Iran’s other option is Russia; and there have been speculations regarding Moscow’s role as a possible arms supplier. The Iranian Defense Minister General Amir Hatami visited Russia where he held talks with senior officials there. But even though a weapons deal would be in Moscow’s interest, various political and financial complications remain.

Tehran lacks sufficient funds due to severe economic sanctions and Moscow may not be willing to give weapons on credit or under any barter arrangement. Financing will prove to be a hurdle, even though there has been an upgrade in bilateral military relations and a long-term partnership is to be renewed.

The US sanctions on Iran have greatly reduced Tehran’s ability to purchase any costly advanced systems as even their maintenance costs are in the billions. In early October, 18 Iranian banks were blacklisted and Iran’s financial sector is almost cut off from the global economy.

Previously, an US$800 million deal between Russia and Iran also faced problems due to multilateral sanctions on Tehran. However, Moscow had completed the delivery of the S-300 air defense military system to Tehran in 2017, one year after the JCPOA was implemented.

Another complication is that Russia has close relations with Saudi Arabia, the UAE, and Israel, all of whom are staunch Iran’s adversaries. Commenting on this angle, Kirill Semenov from the Russian International Affairs Council said that Moscow’s ties with Tel Aviv and the Gulf Cooperation Council (GCC) would force it to exercise restraint.

According to Semenov, “Russia will refrain from supplying Iran with offensive weapons such as the Su-30 aircraft and the latest weapons such as the S-400.” Instead, more defensive weapons like the S-300 or the TOR-M1 might be made available for sale.

“Russia will refrain from supplying Iran with offensive weapons such as the Su-30 aircraft and the latest weapons such as the S-400.”

Meanwhile, Russia is also unlikely to commit itself due to the imminent US elections.

Nicole Grajewski, Research Fellow at the Belfer Center for Science and International Affairs, stated that, “It is not unfounded to suggest that Russia and Iran may wait until the US presidential elections. Both sides have reasons not to antagonize Biden if he is elected: Iran with the JCPOA and Russia with New START.”

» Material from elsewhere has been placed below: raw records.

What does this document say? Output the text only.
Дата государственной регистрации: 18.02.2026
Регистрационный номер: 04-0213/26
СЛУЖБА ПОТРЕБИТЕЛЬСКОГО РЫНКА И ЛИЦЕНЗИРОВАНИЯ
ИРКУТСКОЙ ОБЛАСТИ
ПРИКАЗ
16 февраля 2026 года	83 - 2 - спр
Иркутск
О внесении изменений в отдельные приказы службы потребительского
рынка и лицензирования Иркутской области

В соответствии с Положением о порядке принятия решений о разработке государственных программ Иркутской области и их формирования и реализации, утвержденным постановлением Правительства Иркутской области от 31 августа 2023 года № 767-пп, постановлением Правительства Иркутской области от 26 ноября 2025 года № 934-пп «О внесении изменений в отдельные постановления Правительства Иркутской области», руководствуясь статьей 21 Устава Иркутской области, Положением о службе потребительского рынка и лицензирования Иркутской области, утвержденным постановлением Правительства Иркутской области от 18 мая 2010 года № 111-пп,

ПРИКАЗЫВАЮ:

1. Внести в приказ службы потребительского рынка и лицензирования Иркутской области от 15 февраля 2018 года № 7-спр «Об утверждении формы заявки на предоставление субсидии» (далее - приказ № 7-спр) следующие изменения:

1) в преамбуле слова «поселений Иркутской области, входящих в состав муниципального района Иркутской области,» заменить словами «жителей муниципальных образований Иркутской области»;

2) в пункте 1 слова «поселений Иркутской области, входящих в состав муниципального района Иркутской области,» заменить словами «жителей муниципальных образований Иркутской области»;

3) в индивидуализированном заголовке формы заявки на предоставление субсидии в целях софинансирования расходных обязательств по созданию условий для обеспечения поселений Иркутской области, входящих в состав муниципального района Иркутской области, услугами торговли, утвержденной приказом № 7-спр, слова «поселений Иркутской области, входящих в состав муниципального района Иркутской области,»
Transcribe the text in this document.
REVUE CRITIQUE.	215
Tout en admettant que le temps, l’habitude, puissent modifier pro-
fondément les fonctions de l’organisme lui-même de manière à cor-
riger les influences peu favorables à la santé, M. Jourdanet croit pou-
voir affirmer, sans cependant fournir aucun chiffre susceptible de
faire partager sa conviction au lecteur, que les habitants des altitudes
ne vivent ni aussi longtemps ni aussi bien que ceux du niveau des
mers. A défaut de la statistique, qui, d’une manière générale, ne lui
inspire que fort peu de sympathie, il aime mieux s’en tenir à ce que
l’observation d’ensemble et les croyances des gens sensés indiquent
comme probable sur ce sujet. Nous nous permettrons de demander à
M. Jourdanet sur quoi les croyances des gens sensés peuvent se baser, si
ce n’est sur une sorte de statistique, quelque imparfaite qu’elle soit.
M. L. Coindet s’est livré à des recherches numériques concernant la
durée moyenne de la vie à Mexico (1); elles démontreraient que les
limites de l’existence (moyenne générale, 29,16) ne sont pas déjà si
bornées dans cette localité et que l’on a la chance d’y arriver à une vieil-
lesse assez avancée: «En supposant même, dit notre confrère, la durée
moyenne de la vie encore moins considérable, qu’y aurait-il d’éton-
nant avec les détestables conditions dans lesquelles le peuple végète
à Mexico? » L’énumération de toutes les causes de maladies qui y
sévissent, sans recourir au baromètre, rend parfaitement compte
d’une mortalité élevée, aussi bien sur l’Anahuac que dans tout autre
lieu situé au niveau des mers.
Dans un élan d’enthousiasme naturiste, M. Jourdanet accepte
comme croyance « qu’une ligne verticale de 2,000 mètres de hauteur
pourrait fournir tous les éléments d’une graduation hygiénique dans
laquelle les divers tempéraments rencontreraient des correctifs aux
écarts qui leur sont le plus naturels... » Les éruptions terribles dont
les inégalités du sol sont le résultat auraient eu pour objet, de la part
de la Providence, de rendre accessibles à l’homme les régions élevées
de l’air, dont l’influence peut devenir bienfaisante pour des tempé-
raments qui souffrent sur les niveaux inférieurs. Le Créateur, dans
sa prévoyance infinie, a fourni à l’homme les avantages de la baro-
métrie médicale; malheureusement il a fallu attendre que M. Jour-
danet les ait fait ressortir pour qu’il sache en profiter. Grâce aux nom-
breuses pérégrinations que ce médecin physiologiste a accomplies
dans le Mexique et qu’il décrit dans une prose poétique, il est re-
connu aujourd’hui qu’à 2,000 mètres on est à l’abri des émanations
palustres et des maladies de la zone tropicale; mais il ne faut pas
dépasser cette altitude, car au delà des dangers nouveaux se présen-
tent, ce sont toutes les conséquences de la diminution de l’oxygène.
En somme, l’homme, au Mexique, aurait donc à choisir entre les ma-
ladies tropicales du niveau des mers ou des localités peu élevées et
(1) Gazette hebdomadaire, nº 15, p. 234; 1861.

Expiring in February 2021, New START is the last remaining nuclear arms control pact between Washington and Moscow, and Russian President Vladimir Putin has called for a one-year extension.

Ultimately, both Beijing and Moscow will have to give priority to their interests in the Gulf. Even if China and Russia do consider limited arms sales to Iran, they would both want to maintain a power balance in the region. On the ground, realities have changed, and while Iran has been under economic sanctions, both countries have become more entrenched in the Middle East.

According to General Kenneth McKenzie, Commander of US Central Command, the Middle East has become a “Wild West” arena of competition in which China is extending its economic hold to establish a long-term strategic “beachhead,” while Russia is deploying “pretty high-intensity” military assets to “appear to be a player on the global stage when it comes to Middle Eastern issues.”

A 2019 US Defense Intelligence Agency report stated that Tehran is interested in procuring the S-400 missile defense system as well as Su-30 fighters, T-90 tanks, and Yak-130 trainers. But in a recent statement, President Hassan Rouhani said that Iran would like to sell more arms than it procures.

Tehran could boost its economy with arms sales as its own defense industry has improved and it is estimated to meet 80 percent of its defense needs domestically. In 2017, Iran participated in the IQDEX Defense, Security, and Aviation Exhibition in Baghdad and its stand was the second largest after China, but many countries will still be unable to buy weapons from Iran due to ongoing US sanctions.